An Innocent in Cuba by David McFadden
Author:David McFadden
Language: eng
Format: epub
Publisher: McClelland & Stewart
Published: 2016-12-05T16:00:00+00:00
DAY EIGHTEEN
AN AFTERNOON AT THE BEACH
Tuesday, March 2, 2004. No spy would walk around the civic square whispering into his tape recorder. Only a totally innocent person, with nothing to hide, would be that stupid. And no terrorist or drug smuggler would drive the wrong way on a one-way street, then stop to ask a cop for directions to the nearest airport. So what’s to worry about?
One nice thing about my casa in Holguín – it has an actual reading lamp. The lamp sits on an elaborate cabinet formation constructed to fit snugly around the head of the bed, and there is a matching chest of drawers with a large mirror. Everything is coordinated in pale cream and brown, or, in ice-cream terms, vanilla and chocolate, or, in arts-and-crafts terms, like the carved whales Enmo and I were admiring yesterday. The reading lamp is an old Tiffany, and if you give it the slightest little touch it comes on, if you touch it again it becomes brighter, and it keeps on getting brighter as you touch it and then it goes out. The only problem – it sometimes goes on all by itself in the middle of the night, as if a moth might have landed on it. Also, on the average of three times out of ten, it will give you an electrical shock when you touch it. A big-enough buzz to kill a bug and startle a human.
Yoelkís and her husband have two sons. One is an engineer who develops air-conditioning systems, and the other is a professor of engineering at the local university in Holguín. They each earn about $20 a month.
On the front door, as you’re about to knock, there’s a picture of a family walking down the street, mama, papa, and two little kids, and standing between mommy and daddy is Jesus. You can see right through him but he’s there. And then on their dining-room wall, over the dinner table, is a large reproduction of the Last Supper. Below that is a small framed reproduction of the same painting, as if they couldn’t bear to get rid of the small one when they came into possession of the large one. Also there’s a ceramic piece about fourteen inches high, which depicts a drunken black man all dressed in a black tuxedo with bow tie askew, and a bottle in his hand, and leaning against a lamppost.
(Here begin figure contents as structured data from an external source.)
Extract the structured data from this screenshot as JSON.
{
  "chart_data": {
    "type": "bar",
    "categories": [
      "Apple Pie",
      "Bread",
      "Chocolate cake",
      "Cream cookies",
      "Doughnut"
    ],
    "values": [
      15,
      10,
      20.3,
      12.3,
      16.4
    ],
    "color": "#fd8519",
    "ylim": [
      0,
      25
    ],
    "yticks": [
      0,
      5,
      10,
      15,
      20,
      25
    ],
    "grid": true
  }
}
And many plastic flowers, such as a splendid bouquet of orange roses with little artificial drops of dew, unnaturally tiny, on each and every petal.
—
Not to be forgotten is that last night at the parque: with the great Máximo Calixto looking down at them with no amusement on his face at all, there were three men sitting together on a bench, talking, laughing. Suddenly one man got up and he started to strut like a stripper on stage, then he pulled a black brassiere out of his pocket and put it on over his shirt, while his friends got up and started laughing helplessly.